Since the turn of the century, attemps have been made to convert agricultural waste products into commercially valuable animal feed. A number of different chemical treatments have been used to increase digestibility of various agricultural wastes such as cotton seed hulls, sawdust, bark, and corn cobs (Capper, B. S., D. J. Morgan and W. H. Parr, Trop. Sci. 19:73-87, 1977). Chemical treatment to improve ruminant digestibility of peanut hulls has been reported by Barton et al. (Barton, F. E., H. E. Amos, W. W. Albrecht and D. Burdick, J. Anim. Sci 38:860-864, 1974). Treatment of hulls with a 1.82N solution of calcium hypochlorite increased their digestibility from 25% to 40%. Treatment with a variety of other chemicals such as sodium hydroxide actually decreased digestibility of hulls (Goering, H. K. and P. J. Van Soest, Trop. Sci. 19:73-87, 1977 and Barton, F. E., H. E. Amos, W. W. Albrecht and D. Burdick, J. Amin. Sci 38:860-864, 1974). Several chemical treatments at elevated temperatures have been used to disrupt the structural components of lignocellulosic materials. However, Kerr et al. (1983 unpublished data) found that treatment of peanut hulls with acid or base at 121.degree. C. increased the relative lignin content (except for 0.5N HNO.sub.3), while substantially decreasing protein content. Changes in the relative percentage of cellulose ranged from a decrease of 27% to an increase of 22%, depending on the treatment. Thus, treatments at elevated temperatures have generally not been effective in disrupting the structural integrity of peanut hulls.
The present invention discloses a process for improving both the digestibility and nutritional value of peanut hulls using a combination of chemical treatment and lignin degradation with the microorganism KB-1.
Peanut hulls are not only low in digestibility (15-25%), but also low in both fat (less than 1%) and protein (6-8%).
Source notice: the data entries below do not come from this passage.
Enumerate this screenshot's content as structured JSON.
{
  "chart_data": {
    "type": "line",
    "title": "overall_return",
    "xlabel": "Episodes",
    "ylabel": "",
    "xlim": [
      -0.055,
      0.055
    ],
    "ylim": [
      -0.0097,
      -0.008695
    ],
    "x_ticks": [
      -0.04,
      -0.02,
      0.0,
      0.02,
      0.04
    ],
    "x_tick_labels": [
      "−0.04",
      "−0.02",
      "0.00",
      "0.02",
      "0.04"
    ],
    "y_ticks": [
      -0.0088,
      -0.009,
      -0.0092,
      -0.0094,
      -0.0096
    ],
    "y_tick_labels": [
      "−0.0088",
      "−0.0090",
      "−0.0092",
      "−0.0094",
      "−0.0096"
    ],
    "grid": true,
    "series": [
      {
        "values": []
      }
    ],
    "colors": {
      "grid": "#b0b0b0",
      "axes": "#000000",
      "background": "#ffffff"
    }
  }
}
To increase the amount of protein, (Beuchat, L. R., Agr. Exp. Sta. (Ga.) Res. Report 240, 7 pp., 1977) grew Trichoderma viride (reesei) on peanut hulls supplemented with ammonium sulfate and increased the protein content by as much as 63% (from 7.7% to 12.1%). In addition to investigating digestibility of hulls after chemical and biological treatment, we assessed changes in protein content and digestibility upon the addition of the yeast, Saccharomyces cerevisiae.
It is an object of the present invention to provide a microorganism having the ability to utilize peanut hull lignin as a sole source of carbon and by so doing to provide a process for increasing the digestability and nutritional value of peanut hulls for use as animal feed.
These and other objects, aspects, and advantages of this invention will become apparent from a consideration of the accompanying specification and claims.